One simple thought may help to realize this: it is unlikely that your former partner, just like you, is so upset by the gap that he locked himself in four walls and is sad. Most often, people who don’t worry about the break, live a full life, go to various events are not shy about uploading photos to social networks. And they’re doing it right, because this is how a stable and strong psyche works.

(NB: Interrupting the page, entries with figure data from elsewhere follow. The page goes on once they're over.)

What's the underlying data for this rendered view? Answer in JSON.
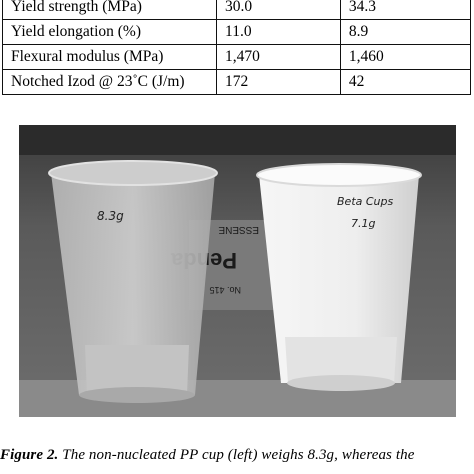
{
  "table": {
    "rows": [
      {
        "property": "Yield strength (MPa)",
        "left": "30.0",
        "right": "34.3"
      },
      {
        "property": "Yield elongation (%)",
        "left": "11.0",
        "right": "8.9"
      },
      {
        "property": "Flexural modulus (MPa)",
        "left": "1,470",
        "right": "1,460"
      },
      {
        "property": "Notched Izod @ 23˚C (J/m)",
        "left": "172",
        "right": "42"
      }
    ]
  },
  "photo": {
    "left_cup_text": "8.3g",
    "right_cup_text_1": "Beta Cups",
    "right_cup_text_2": "7.1g",
    "box_text_1": "ESSENE",
    "box_text_2": "Penda",
    "box_text_3": "No. 415"
  },
  "caption": {
    "label": "Figure 2.",
    "text": " The non-nucleated PP cup (left) weighs 8.3g, whereas the"
  }
}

Think about following their lead, and you will be surprised how, after some time, thoughts of breaking up will be much less. At first, you may be uncomfortable in society, negative thoughts will slip anyway, but if there are understanding people nearby, they will help you to abstract from them.
Find new hobbies
It is trite, but it works in almost all situations when the mind is absorbed in suffering, which circumstances prevent to cope with.The change of habitual lifestyle, filling the daily routine with something new and interesting is great distracting and captivating. Try to do something that you never did, but have long wanted to try:
- Embroidery, knitting or weaving;
- Drawing, painting, sketching or engraving;
- Writing, poetry, oratory (Stand Up, for example);
- Music, playing musical instruments or singing;
- Hiking, cycling, traveling;
- Photography and photography;
- Programming, website development, design;
- Sports, fitness, dancing, martial arts;
- Historical reconstructions, live role-playing games, board role-playing games;
- Shooting videos and social projects.
Finding your own business is easy, getting carried away is easy, and forgetting about the pain caused by breaking up, engaging in a new hobby is even easier. Look for what will distract and capture you.
Do not blame yourself for your misery
Looking at other people who live and rejoice, it is easy to think that they are just normal, but something is wrong with you, since you can’t recover in any way. This view is wrong. People are completely different, some are more emotional, some are not, and in every respect to life there are advantages.
Subtle and sensitive natures, which have their advantages, can hardly survive a painful gap. Such people can create art and be philosophers by nature. Serious attitude to such things as relationships, for them the most real norm.
Do not blame and rebuke yourself for the fact that the gap was difficult. Better think about the fact that when you recover and let go of the situation, you will have reason to be proud of yourself and your willpower.